Even knowing that most of the deaths in this story arc get retconned (and having previously read many of said returns) the writing and art styles make the losses heart wrenching and worth the read.
At times I almost wished the characters in question had stayed dead, so powerful was their send off.
I love everything Marvel. The storylines are incredible! They have everything you could want: action, adventure, comedy, romance, political intrigue, allegories, metaphors, etc. Some stories drag, some end too soon.
The worst. Without a doubt the lowest point in the entirety of X-Men. 4 major characters killed off and neither of them in an emotionally impactful way. This was a trial to get through, very page feeling like ten. An absolute bore despite boasting so many "shocking" deaths.
The writing wasn't bad but the printing was. On a few occasions, dialogue clouds were filled in with the same dialogue on multiple pages. That is disappointing.

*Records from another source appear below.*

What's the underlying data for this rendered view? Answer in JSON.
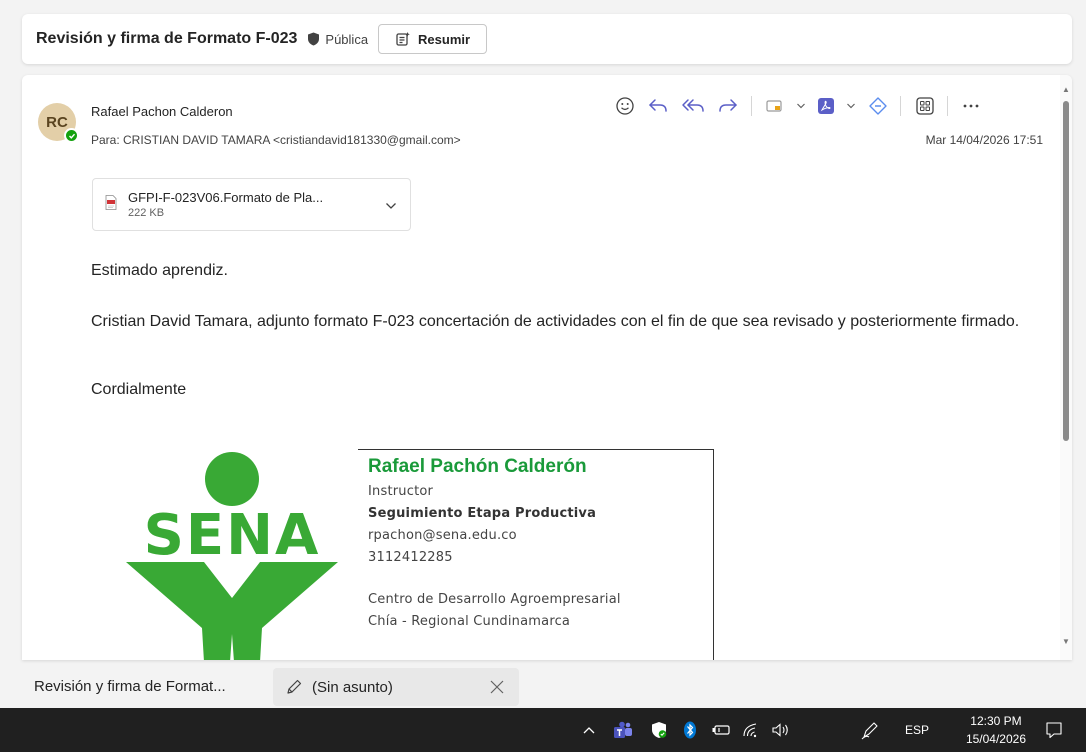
{
  "header": {
    "subject": "Revisión y firma de Formato F-023",
    "sensitivity": "Pública",
    "summarize_label": "Resumir"
  },
  "message": {
    "avatar_initials": "RC",
    "sender_name": "Rafael Pachon Calderon",
    "recipient_line": "Para:  CRISTIAN DAVID TAMARA <cristiandavid181330@gmail.com>",
    "date": "Mar 14/04/2026 17:51",
    "attachment": {
      "name": "GFPI-F-023V06.Formato de Pla...",
      "size": "222 KB"
    },
    "body": {
      "greeting": "Estimado aprendiz.",
      "paragraph": "Cristian David Tamara, adjunto formato F-023 concertación de actividades con el fin de que sea revisado y posteriormente firmado.",
      "closing": "Cordialmente"
    },
    "signature": {
      "logo_text": "SENA",
      "name": "Rafael Pachón Calderón",
      "role": "Instructor",
      "area": "Seguimiento Etapa Productiva",
      "email": "rpachon@sena.edu.co",
      "phone": "3112412285",
      "center": "Centro de Desarrollo Agroempresarial",
      "region": "Chía - Regional Cundinamarca"
    }
  },
  "toolbar": {
    "icons": [
      "emoji-icon",
      "reply-icon",
      "reply-all-icon",
      "forward-icon",
      "tag-icon",
      "acrobat-icon",
      "link-icon",
      "apps-icon",
      "more-icon"
    ]
  },
  "tabs": [
    {
      "label": "Revisión y firma de Format..."
    },
    {
      "label": "(Sin asunto)"
    }
  ],
  "taskbar": {
    "language": "ESP",
    "time": "12:30 PM",
    "date": "15/04/2026"
  },
  "colors": {
    "sena_green": "#39a935",
    "signature_name": "#1a9a3a",
    "accent_purple": "#5b5fc7",
    "taskbar_bg": "#202020"
  }
}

This one is very uneven with two *major* printing errors (there are two pages that have the wrong dialogue overlay printed on them which really ruins things and is something that really should have been caught by a professional press...).
The characterization growth between Rogue and Mystique from just a few issues ago is completely thrown away for unknown reasons.
Plot-wise, this isn't awful and I enjoyed Kitty's leaving the team and Colossus' sacrifice made sense if it was a bit anticlimactic. There are a few bad character moments that just don't work, though.